NABOKV-L post 0017474, Mon, 15 Dec 2008 23:36:13 -0800

Re: [NABOKOV-L] Query on Alps, Bera range, Algonquin...Birches
SKB, your response is so briliant and expansive that I only want to say a couple things. I was not disagreeing with your ideas about NLs--whether or not the structure of language is inherent, the way our brains are "wired" (a word used to describe anything anybody wants to say is innate that I've come to loathe) is an idea about which I have an open skepticism. My main point was that when it came to the translation of a poem from one language to another Nabokov pretty obviously believed that at the all important level of the aesthetic fact of the work, it could not be translated. And I think through the course of what you've said, you have made this point yourself. Below I respond to a couple passages.
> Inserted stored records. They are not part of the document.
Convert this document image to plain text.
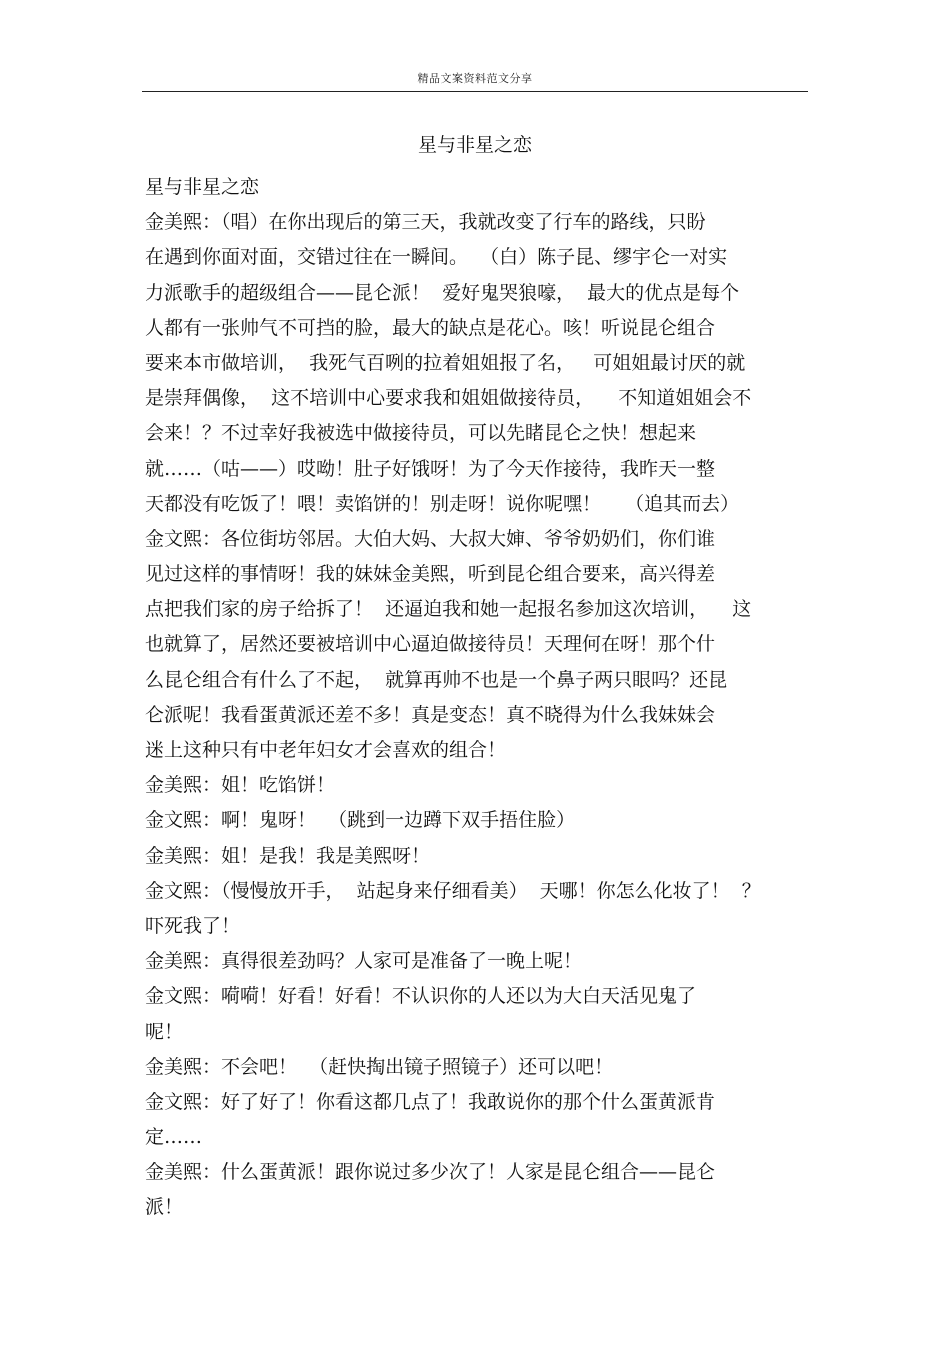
精品文案资料范文分享
星与非星之恋
星与非星之恋
金美熙：（唱）在你出现后的第三天，我就改变了行车的路线，只盼
在遇到你面对面，交错过往在一瞬间。  （白）陈子昆、缪宇仑一对实
力派歌手的超级组合——昆仑派！  爱好鬼哭狼嚎，  最大的优点是每个
人都有一张帅气不可挡的脸，最大的缺点是花心。咳！听说昆仑组合
要来本市做培训，  我死气百咧的拉着姐姐报了名，   可姐姐最讨厌的就
是崇拜偶像，  这不培训中心要求我和姐姐做接待员，    不知道姐姐会不
会来！？不过幸好我被选中做接待员，可以先睹昆仑之快！想起来
就……（咕——）哎呦！肚子好饿呀！为了今天作接待，我昨天一整
天都没有吃饭了！喂！卖馅饼的！别走呀！说你呢嘿！    （追其而去）
金文熙：各位街坊邻居。大伯大妈、大叔大婶、爷爷奶奶们，你们谁
见过这样的事情呀！我的妹妹金美熙，听到昆仑组合要来，高兴得差
点把我们家的房子给拆了！  还逼迫我和她一起报名参加这次培训，    这
也就算了，居然还要被培训中心逼迫做接待员！天理何在呀！那个什
么昆仑组合有什么了不起，  就算再帅不也是一个鼻子两只眼吗？还昆
仑派呢！我看蛋黄派还差不多！真是变态！真不晓得为什么我妹妹会
迷上这种只有中老年妇女才会喜欢的组合！
金美熙：姐！吃馅饼！
金文熙：啊！鬼呀！  （跳到一边蹲下双手捂住脸）
金美熙：姐！是我！我是美熙呀！
金文熙：（慢慢放开手，  站起身来仔细看美）  天哪！你怎么化妆了！  ？
吓死我了！
金美熙：真得很差劲吗？人家可是准备了一晚上呢！
金文熙：嗬嗬！好看！好看！不认识你的人还以为大白天活见鬼了
呢！
金美熙：不会吧！  （赶快掏出镜子照镜子）还可以吧！
金文熙：好了好了！你看这都几点了！我敢说你的那个什么蛋黄派肯
定……
金美熙：什么蛋黄派！跟你说过多少次了！人家是昆仑组合——昆仑
派！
 The NL AWARD signals that a degree of grammatical complexity has been reached to justify the “equivalence” axiom, namely that anything “sayable” in one NL is “sayable” in any other NL. There’s a certain unavoidable “circularity” in this definition, but it is a useful step forward.
J.A.: I think this is an interesting theory of the development of language, and I also think that something like this underlies N.'s problematic idea of literal translation. And it's exactly what I meant by a "paradox" in his thinking. That is, 1. anything "sayable" in one language, should be "sayable" in another; 2. that a poem is necessarily the product of its native language and can never be translated. The slippage comes in Nabokov's subjective understanding, I think. Nabokov knew what Onegin meant, could compare his expert understanding to other translations and see that they did not match up to the original, hence his decision to do one himself, the act of which convinced him by the time he had completed it that the thing couldn't actually be done.
 Pidgins have no trouble with “pesticide” or “atom bomb” but can often fail with “If only the bananas had ripened a week earlier.”
J.A: Here you've made N.'s point don't you think? In the realm of poetry it's all bananas, and it gets harder and harder not to step on them, resulting in the usual non-funny comic mishap of falling on one's face.
Returning to VN’s theories of Translation. I see no contradiction between (i) NL-equivalent expressiveness and (ii) the huge challenge of capturing the intentions of the original NL-X author in a NL-Y text (Experts seldom agree!).

Without axiom (i), you might as well NOT TRY (ii)! Why Bovver? (This is a phrase UNIQUE to the Cockney Ethos

J.A.: In my opinion, if you read what N. has to say about translation it in fact does beg your question, why do it then? What I was trying to say was that the structure which N. gave to his Onegin translation, the rough hewn english versioning of the poem with endless notes, was N.'s way of resolving the contradiction which you don't think is there. Rather than translate, he wound up creating an English model of the poem and then essentially explained how it would work and what it would mean in Russian. In writing classes this is referred to as "telling" rather than "showing". In other words he arrived at a translational impasse, but he couldn't give the mirage up. It's an extraordinary existential dilemma, and no wonder then that this provided him with the structural and thematic machinery of his novel Pale Fire.